On August 20, 2021, the Standing Committee of the National People’s Congress adopted the Personal Information Protection Law of the People’s Republic of China (the “Personal Information Protection Law”). The Personal Information Protection Law will become effective on November 1, 2021, and will then, together with the Cybersecurity Law of the People’s Republic of China (the “Cybersecurity Law”) and the Data Security Law of the People’s Republic of China (which will become effective on September 1, 2021, the “Data Security Law”), form the foundation of the data security legal regime of China.
In this article, we will highlight and explain certain provisions of the Personal Information Protection Law which are particularly relevant to cross-border transfer of personal information.
- Extraterritorial Jurisdiction
The Personal Information Protection Law, like the Data Security Law, will apply extraterritorial jurisdiction under certain circumstances.
Article 2 of the Data Security Law provides that those who conduct data processing activities outside the territory of China to the detriment of the national security, public interest or the lawful rights and interests of citizens and organizations of China shall be held legally liable in accordance with the law.
Article 3 of the Personal Information Protection Law specifies three situations under which extraterritorial jurisdiction may be applied, including:
(1) for the purpose of providing products or services to natural persons located domestically;
(2) to analyze and evaluate the behavior of natural persons located domestically;
(3) other situations provided by laws and administrative regulations.
- “Person in Charge” Policy
According to the Personal Information Protection Law, domestic and foreign information processors who process more than a certain amount of information shall be required to have a “person in charge” or “specialized institution and designated representative”.
Specifically, Article 53 of the Personal Information Protection Law provides that a processor of personal information outside China shall have an institution or a designated representative in China to handle matters related to the protection of personal information, and shall submit the name of the institution or the name and contact information of the representative to the relevant government authority.
- Cross-Border Transmission and Security Assessment
The Personal Information Protection Law prohibits cross-border transmission of personal information by an entity, except when one of the conditions listed in Article 38 thereof is met; such conditions include:
(1) such entity has passed the security assessment organized by the relevant government authority;
(2) such entity has received the personal information protection certification of professional institutions;
(3) such entity has entered into a contract with the overseas recipient of the personal information in accordance with the standard contract formulated by the relevant government authority, specifying the rights and obligations of both parties;
(4) such entity has met other conditions specified by laws, administrative regulations or the relevant government authority.
Notwithstanding the above, it should be noted that when the processor of the personal information falls into the definition of “the operator of key information infrastructure” or the amount of personal information processed reaches certain thresholds specified by the relevant government authority, the first condition listed above will be a mandatory requirement (i.e. such entity must pass the security assessment).
- Sanction List
Section III of the Personal Information Protection Law states that if a foreign organization or individual is engaged in personal information processing activities that infringe on the rights and interests of the citizens of China or endanger the national security or public interests of China, the relevant government authority may include them in “a list of persons who are restricted or prohibited for personal information transmission”, and take measures to restrict or prohibit providing personal information to them.
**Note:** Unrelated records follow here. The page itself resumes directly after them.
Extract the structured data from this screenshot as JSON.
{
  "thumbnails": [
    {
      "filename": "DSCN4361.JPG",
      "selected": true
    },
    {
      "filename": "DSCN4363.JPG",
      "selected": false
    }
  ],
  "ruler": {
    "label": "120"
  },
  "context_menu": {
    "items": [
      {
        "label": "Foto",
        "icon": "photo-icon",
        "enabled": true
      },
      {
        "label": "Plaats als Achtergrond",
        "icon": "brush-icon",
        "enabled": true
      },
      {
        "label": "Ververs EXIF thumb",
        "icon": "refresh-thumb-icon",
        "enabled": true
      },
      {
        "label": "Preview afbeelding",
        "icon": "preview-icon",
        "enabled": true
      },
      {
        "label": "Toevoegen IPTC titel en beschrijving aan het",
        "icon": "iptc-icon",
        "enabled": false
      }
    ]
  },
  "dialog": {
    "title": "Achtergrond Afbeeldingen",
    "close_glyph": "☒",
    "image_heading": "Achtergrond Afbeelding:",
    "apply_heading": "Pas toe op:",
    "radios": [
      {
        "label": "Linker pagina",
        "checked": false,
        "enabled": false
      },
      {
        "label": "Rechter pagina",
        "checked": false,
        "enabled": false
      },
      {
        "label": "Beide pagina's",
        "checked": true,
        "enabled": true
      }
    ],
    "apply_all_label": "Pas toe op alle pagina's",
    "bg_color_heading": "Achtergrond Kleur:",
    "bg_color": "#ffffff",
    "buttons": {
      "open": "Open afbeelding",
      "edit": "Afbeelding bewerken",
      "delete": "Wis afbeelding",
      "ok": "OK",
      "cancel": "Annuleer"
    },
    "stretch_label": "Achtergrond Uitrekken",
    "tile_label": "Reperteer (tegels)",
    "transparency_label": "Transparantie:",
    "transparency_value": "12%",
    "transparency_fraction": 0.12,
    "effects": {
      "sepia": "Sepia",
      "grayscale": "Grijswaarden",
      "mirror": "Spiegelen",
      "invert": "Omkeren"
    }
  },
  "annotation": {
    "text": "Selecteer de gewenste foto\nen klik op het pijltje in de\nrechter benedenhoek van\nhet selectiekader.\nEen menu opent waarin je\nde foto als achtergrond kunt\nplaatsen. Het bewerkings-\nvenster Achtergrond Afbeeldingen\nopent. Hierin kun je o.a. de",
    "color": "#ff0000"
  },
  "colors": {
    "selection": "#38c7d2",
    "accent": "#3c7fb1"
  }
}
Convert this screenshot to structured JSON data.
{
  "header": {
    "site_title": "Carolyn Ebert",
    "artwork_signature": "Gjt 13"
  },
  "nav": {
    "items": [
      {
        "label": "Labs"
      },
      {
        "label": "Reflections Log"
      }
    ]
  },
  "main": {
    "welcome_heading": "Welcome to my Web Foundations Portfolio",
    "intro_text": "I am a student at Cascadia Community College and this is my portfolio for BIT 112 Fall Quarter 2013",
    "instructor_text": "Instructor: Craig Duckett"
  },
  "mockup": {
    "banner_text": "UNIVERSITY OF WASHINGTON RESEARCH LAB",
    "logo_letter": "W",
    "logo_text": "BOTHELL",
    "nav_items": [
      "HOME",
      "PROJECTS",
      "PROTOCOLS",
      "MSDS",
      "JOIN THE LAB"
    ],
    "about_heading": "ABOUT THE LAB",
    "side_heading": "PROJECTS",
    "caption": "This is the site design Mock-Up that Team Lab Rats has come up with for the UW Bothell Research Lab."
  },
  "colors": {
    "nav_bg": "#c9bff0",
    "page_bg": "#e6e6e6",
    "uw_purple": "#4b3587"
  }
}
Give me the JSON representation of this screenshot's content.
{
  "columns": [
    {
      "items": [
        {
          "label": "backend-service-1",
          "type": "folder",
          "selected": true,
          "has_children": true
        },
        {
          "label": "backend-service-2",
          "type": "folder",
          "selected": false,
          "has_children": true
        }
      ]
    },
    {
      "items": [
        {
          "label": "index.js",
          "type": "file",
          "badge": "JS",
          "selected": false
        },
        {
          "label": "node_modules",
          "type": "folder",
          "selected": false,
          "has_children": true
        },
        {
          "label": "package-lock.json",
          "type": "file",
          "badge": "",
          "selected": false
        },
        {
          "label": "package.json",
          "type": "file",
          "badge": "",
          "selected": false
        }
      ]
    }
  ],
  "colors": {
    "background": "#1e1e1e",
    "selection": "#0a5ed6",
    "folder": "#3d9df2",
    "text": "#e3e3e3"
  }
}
All in all, the publication of the Personal Information Protection Law will undoubtedly have a profound impact on the personal information protection practices of the Internet industry, information technology industry, and other industries that process and store personal information. It will also bring new challenges to multinational companies and we expect that the ability to stay compliant with the Personal Information Protection Law will become an important corporate governance goal for multinational in China and even globally.